Not that the Casts think that’s what they’re writing, but it doesn’t take a hell of a lot of reading between the lines to think that maybe Aphrodite should feel pretty used?
“I want you to understand that the earth affinity was never yours, daughter. You simply held it in safekeeping for Stevie Rae.”
Nyx moves on from assuring Zoey that she’s totally doing a great job as chosen one (new head canon: maybe there are other gods and Nyx is desperately trying to save face?) to talking to them exclusively in vague non-answers.
“But do not think that you are only a human now, my child. You are more than that, but exactly what that means, you must discover— and choose— for yourself.”
There are lots of them.
“But remember, what I have given I never take away.”
Unless you count when she gave Aphrodite an affinity for earth.
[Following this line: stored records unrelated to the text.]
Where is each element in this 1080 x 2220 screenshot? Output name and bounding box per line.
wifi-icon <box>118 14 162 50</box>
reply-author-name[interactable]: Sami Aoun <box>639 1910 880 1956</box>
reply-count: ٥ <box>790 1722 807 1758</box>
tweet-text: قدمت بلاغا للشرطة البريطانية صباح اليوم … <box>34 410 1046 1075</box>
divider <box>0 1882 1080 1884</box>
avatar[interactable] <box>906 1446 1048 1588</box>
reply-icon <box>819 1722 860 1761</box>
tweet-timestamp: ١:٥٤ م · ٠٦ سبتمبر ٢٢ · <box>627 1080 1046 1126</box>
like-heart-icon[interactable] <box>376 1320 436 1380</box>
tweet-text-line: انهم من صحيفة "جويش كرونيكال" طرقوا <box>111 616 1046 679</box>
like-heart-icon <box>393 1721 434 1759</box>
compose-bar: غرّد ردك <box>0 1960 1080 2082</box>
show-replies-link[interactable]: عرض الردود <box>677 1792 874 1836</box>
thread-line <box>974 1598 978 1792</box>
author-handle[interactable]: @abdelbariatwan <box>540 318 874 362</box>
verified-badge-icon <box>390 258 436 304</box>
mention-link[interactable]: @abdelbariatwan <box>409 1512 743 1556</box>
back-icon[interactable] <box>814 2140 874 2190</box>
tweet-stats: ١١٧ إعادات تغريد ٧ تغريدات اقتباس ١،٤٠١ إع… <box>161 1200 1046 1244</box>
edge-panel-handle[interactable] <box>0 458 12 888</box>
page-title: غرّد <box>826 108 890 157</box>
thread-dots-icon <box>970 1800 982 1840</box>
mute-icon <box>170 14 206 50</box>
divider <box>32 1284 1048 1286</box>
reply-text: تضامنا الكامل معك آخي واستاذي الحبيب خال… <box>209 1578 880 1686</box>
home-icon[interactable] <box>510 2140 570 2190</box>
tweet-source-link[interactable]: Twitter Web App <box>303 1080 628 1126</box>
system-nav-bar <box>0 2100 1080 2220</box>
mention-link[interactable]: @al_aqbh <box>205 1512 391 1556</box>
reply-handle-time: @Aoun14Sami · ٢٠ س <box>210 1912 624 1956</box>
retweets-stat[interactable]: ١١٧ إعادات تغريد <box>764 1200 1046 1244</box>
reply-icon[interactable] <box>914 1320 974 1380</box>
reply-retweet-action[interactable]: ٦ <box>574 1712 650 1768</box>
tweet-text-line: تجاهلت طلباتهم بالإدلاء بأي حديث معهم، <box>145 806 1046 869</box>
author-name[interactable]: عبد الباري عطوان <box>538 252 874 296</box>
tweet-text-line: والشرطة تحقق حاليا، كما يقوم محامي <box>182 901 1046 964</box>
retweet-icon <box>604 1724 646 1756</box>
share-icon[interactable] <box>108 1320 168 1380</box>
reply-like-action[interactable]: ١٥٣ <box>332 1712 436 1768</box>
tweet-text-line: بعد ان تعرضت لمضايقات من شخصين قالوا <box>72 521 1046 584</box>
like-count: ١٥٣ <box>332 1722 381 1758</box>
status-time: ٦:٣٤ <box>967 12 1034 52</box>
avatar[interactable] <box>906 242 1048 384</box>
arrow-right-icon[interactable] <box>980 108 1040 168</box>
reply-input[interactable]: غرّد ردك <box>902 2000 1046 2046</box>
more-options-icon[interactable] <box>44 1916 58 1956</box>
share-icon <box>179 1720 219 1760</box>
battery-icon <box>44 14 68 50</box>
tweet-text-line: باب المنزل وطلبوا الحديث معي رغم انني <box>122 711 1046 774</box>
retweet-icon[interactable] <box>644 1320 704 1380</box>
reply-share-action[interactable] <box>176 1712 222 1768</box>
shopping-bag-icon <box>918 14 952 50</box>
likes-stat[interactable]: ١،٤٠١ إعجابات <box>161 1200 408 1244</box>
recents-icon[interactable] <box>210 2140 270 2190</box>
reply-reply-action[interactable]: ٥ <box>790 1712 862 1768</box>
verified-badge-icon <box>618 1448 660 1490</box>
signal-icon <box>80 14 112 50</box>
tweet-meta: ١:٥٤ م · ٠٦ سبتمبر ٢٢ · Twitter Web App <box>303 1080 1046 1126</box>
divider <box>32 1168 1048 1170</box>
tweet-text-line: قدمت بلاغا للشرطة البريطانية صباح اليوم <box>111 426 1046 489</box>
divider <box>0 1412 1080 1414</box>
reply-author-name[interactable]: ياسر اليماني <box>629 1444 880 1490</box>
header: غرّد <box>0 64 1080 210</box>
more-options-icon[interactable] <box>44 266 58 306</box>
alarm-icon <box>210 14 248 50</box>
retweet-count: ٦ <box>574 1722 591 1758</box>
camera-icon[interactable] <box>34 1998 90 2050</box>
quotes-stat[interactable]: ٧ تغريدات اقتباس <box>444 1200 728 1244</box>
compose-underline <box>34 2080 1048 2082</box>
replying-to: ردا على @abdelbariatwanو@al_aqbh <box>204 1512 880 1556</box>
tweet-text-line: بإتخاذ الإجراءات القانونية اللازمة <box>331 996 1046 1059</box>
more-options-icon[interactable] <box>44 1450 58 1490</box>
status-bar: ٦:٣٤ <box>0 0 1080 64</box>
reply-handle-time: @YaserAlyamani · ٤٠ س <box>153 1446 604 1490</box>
And also vampirism.
“But if you don’t want the war, why don’t you just stop it?” […]
“Do you know what it is that is the greatest gift I have ever given my children?”
Aphrodite’s voice sounded strong and clear: “Free will.”
Nyx smiled. “Exactly correct, daughter.”
But then… why are like 90% of every narrative action taken in the last three books based on “trusting Nyx’s judgment”? And really diving into the themes from here… if the point is that Neferet is bad because she has used her free will to disobey her god, then doesn’t that contrast rather sharply with how Zoey’s stepfather is bad because… he obeys his god too much? Sure, the point is presumably intended to be that both Neferet and Zoey’s stepfather misuse religion to promote intolerance, but somehow the whole “be a good person!” message is a little miscommunicated when it accompanies the “BECAUSE I AM THE ONE TRUE GOD” message.
Nyx vaguely (of course) warns Zoey to beware of Neferet, because apparently she needs to hit book #3 of explicit warnings about Neferet before they start to sink in, I guess. As Nyx leaves, the whole thing ends fittingly: with a completely ramshackle mishmash of cliches, themes that have never been brought up until now, and characters explicitly pointing out the story’s faulty logic.
“It’d be a lot safer if you just told me what I need to know and what I should do,” I said.
“As with all my children, you must find your own path, and through that discovery, you will decide what each earth child must ultimately decide— whether she chooses chaos or love.”
“Sometimes chaos and love seem like the same thing,” Aphrodite said.
I’m like 95% certain that I’ve seen “sometimes chaos and love seem like the same thing” on a clothing or deodorant commercial.